If you routinely do exercises such as these, your muscles will start to develop muscle memory, meaning that this technique will come more naturally to you when you are singing.
You should notice, after persisting with these techniques, that you are able to reduce the nasally tone in your voice as you talk and sing.
How to Test if You Have Too Much Nasal Resonance
Testing if you have too much nasal resonance is simple. You can start with the following steps.
- Sing through one line of a song as you normally would.
- Pinch your nose.
- Sing through the same line of the song while still pinching your nose.
- Listen for the difference between the two sounds.
If you have a nasally voice, there will be a big difference between when you sing normally and when you pinch your nose. If you do not have a nasally voice, the sound may become dampened, but there will be very little difference.
Pinching your nose blocks the airflow out of your nose, forcing the air through the mouth instead. Those who do not have a nasal sound to their voice will naturally have more air passing through their mouth when they sing, meaning this test will not affect them.
If you want to test this theory, try pinching your nose as you make these three sounds: ‘mmm‘, ‘nnn‘ and ‘ng‘. You should notice that your voice cuts out when you pinch your nose. Then if you try the same with an ‘aaah‘ sound, you will notice that your voice does not cut out. This is because the first three sounds are produced using mostly nasal resonance.
Nobody sings with 100% nasal resonance. It is always a mixture of the nose and mouth. This is why, if you sound nasally, your voice will not cut out if you pinch your nose while singing a normal song. But you will hear a considerable change in the sound.

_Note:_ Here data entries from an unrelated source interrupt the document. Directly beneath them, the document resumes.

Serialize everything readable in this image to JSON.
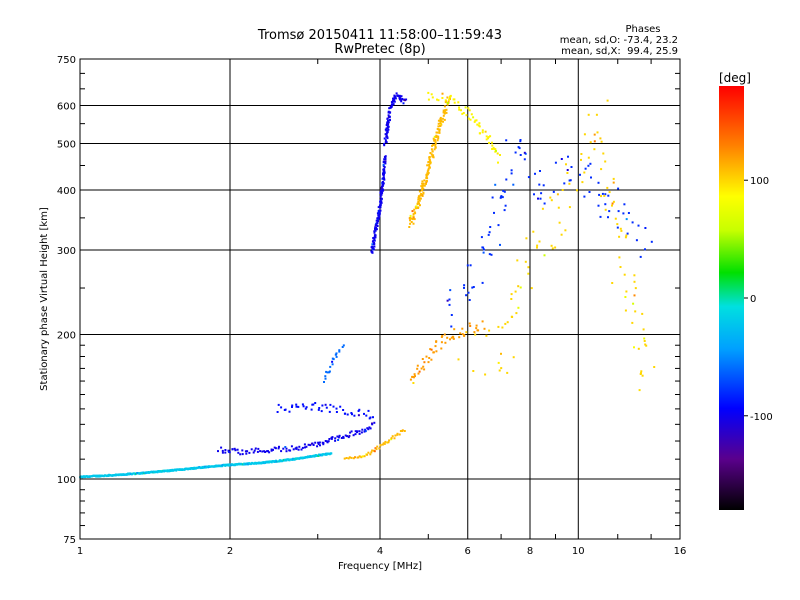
{
  "chart_data": {
    "type": "scatter",
    "title": "Tromsø 20150411 11:58:00–11:59:43",
    "subtitle": "RwPretec (8p)",
    "xlabel": "Frequency [MHz]",
    "ylabel": "Stationary phase Virtual Height [km]",
    "x_scale": "log",
    "y_scale": "log",
    "xlim": [
      1,
      16
    ],
    "ylim": [
      75,
      750
    ],
    "x_ticks": [
      {
        "value": 1,
        "label": "1"
      },
      {
        "value": 2,
        "label": "2"
      },
      {
        "value": 4,
        "label": "4"
      },
      {
        "value": 6,
        "label": "6"
      },
      {
        "value": 8,
        "label": "8"
      },
      {
        "value": 10,
        "label": "10"
      },
      {
        "value": 16,
        "label": "16"
      }
    ],
    "y_ticks": [
      {
        "value": 75,
        "label": "75"
      },
      {
        "value": 100,
        "label": "100"
      },
      {
        "value": 200,
        "label": "200"
      },
      {
        "value": 300,
        "label": "300"
      },
      {
        "value": 400,
        "label": "400"
      },
      {
        "value": 500,
        "label": "500"
      },
      {
        "value": 600,
        "label": "600"
      },
      {
        "value": 750,
        "label": "750"
      }
    ],
    "grid": true,
    "stats": {
      "heading": "Phases",
      "line_o": "mean, sd,O: -73.4, 23.2",
      "line_x": "mean, sd,X:  99.4, 25.9"
    },
    "colorbar": {
      "label": "[deg]",
      "range": [
        -180,
        180
      ],
      "ticks": [
        {
          "value": 100,
          "label": "100"
        },
        {
          "value": 0,
          "label": "0"
        },
        {
          "value": -100,
          "label": "-100"
        }
      ]
    },
    "traces": [
      {
        "name": "",
        "phase": -20,
        "step": 0.0025,
        "jitter": 0.006,
        "x": [
          1.0,
          1.2,
          1.5,
          1.8,
          2.0,
          2.3,
          2.7,
          3.0,
          3.2
        ],
        "y": [
          101,
          102,
          104,
          106,
          107,
          108,
          110,
          112,
          113
        ]
      },
      {
        "name": "",
        "phase": -100,
        "step": 0.008,
        "jitter": 0.025,
        "x": [
          1.9,
          2.1,
          2.4,
          2.7,
          3.0,
          3.2,
          3.6,
          3.9
        ],
        "y": [
          115,
          114,
          115,
          116,
          118,
          121,
          125,
          130
        ]
      },
      {
        "name": "",
        "phase": 110,
        "step": 0.01,
        "jitter": 0.015,
        "x": [
          3.4,
          3.6,
          3.8,
          4.0,
          4.2,
          4.5
        ],
        "y": [
          110,
          111,
          113,
          117,
          121,
          127
        ]
      },
      {
        "name": "",
        "phase": 120,
        "step": 0.012,
        "jitter": 0.05,
        "x": [
          4.6,
          4.9,
          5.2,
          5.6,
          6.0,
          6.5
        ],
        "y": [
          160,
          175,
          190,
          200,
          205,
          210
        ]
      },
      {
        "name": "",
        "phase": -100,
        "step": 0.004,
        "jitter": 0.025,
        "x": [
          3.85,
          3.9,
          3.95,
          4.0,
          4.05,
          4.1
        ],
        "y": [
          295,
          320,
          345,
          370,
          410,
          470
        ]
      },
      {
        "name": "",
        "phase": -100,
        "step": 0.004,
        "jitter": 0.03,
        "x": [
          4.1,
          4.15,
          4.2,
          4.3,
          4.5
        ],
        "y": [
          500,
          550,
          590,
          630,
          610
        ]
      },
      {
        "name": "",
        "phase": 110,
        "step": 0.005,
        "jitter": 0.04,
        "x": [
          4.6,
          4.8,
          5.0,
          5.2,
          5.5
        ],
        "y": [
          340,
          380,
          440,
          520,
          620
        ]
      },
      {
        "name": "",
        "phase": 90,
        "step": 0.012,
        "jitter": 0.05,
        "x": [
          5.0,
          5.5,
          6.0,
          6.5,
          7.0
        ],
        "y": [
          630,
          620,
          580,
          520,
          460
        ]
      },
      {
        "name": "",
        "phase": -60,
        "step": 0.015,
        "jitter": 0.03,
        "x": [
          3.1,
          3.2,
          3.3,
          3.4
        ],
        "y": [
          160,
          175,
          185,
          190
        ]
      },
      {
        "name": "",
        "phase": -90,
        "step": 0.012,
        "jitter": 0.04,
        "x": [
          2.5,
          2.9,
          3.2,
          3.6,
          3.9
        ],
        "y": [
          140,
          142,
          140,
          138,
          135
        ]
      },
      {
        "name": "",
        "phase": -80,
        "step": 0.025,
        "jitter": 0.2,
        "x": [
          5.5,
          6.5,
          7.5,
          8.5,
          10.0,
          12.0,
          14.0
        ],
        "y": [
          220,
          300,
          480,
          400,
          450,
          350,
          300
        ]
      },
      {
        "name": "",
        "phase": 100,
        "step": 0.03,
        "jitter": 0.25,
        "x": [
          6.0,
          7.0,
          8.0,
          9.0,
          11.0,
          13.0,
          14.0
        ],
        "y": [
          190,
          180,
          300,
          350,
          550,
          200,
          150
        ]
      }
    ]
  }
}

Out of interest, you might also like to look in the mirror when you sing, to see what your soft palate is doing. First try the three nasally sounds (‘mmm’, ‘nnn’ and ‘ng’), observing how the soft palate sits in the throat. Then transition to the ‘aaah’ sound and you will notice the soft palate lift.

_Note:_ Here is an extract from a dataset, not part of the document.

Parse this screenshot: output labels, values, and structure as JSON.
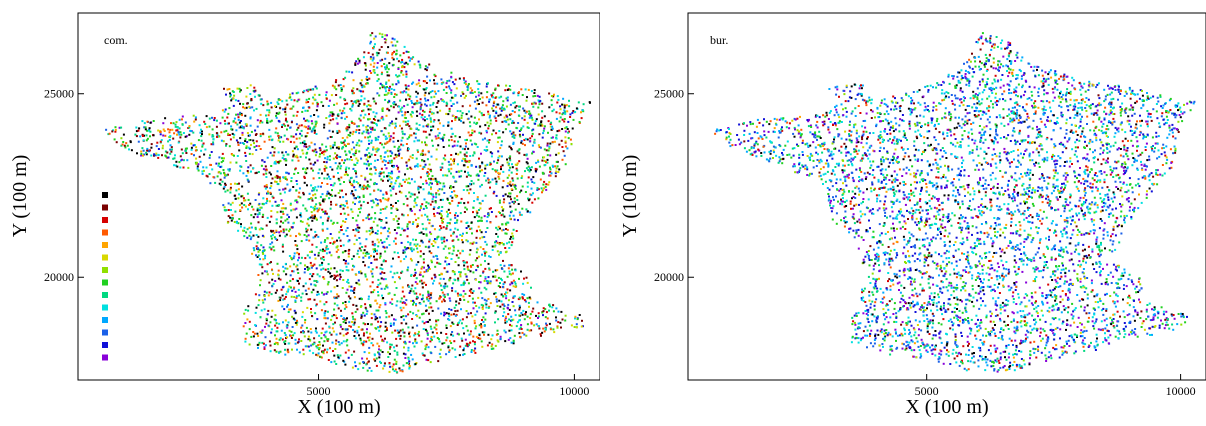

Once you have seen how the soft palate moves with the different sounds, experiment with a song. See where the soft palate is sitting when you sing and try to lift it higher.
Is Having a Nasally Voice a Bad Thing?
Many people try to rid themselves of their nasally tone, but there are some styles of music that suit this increase in nasal resonance.
Country music is a prime example. Country singers often use a nasal voice to make the music more jovial and upbeat. You will notice that it is rare to hear a slow ballad sung in this way.
Some pop singers may also use a nasal tone. For example, Gabrielle, who sings ‘Dreams’, has very high nasal resonance in her voice. You can hear this in all of her songs as that is her natural singing voice. She has chosen to keep this tone as her signature style.
One downfall is that it can make some lyrics hard to hear and it is harder to produce volume. This is because the nasal cavity is smaller than the mouth. The smaller the chamber, the smaller the sound. For example, if you were to sing in a small room compared to a large empty hall, you would be able to produce more sound in the hall due to the size. But with technology today, microphones solve that issue.
This is one of the reasons why opera singing was far more popular before microphones were invented. Without this technology, singers relied heavily on acoustics principles to increase the volume of their voice. Opera singing uses techniques to open the throat and get the most volume out of your voice. This particular genre would be very challenging if you naturally have a nasally voice.
Overall, there are both benefits and downfalls to having a nasally voice. Given that this tone can be manipulated by raising and lowering the soft palate, it is not uncommon for singers to learn to use a variety of tones, both nasally and rounded. This allows more flexibility to sing a variety of genres throughout your career.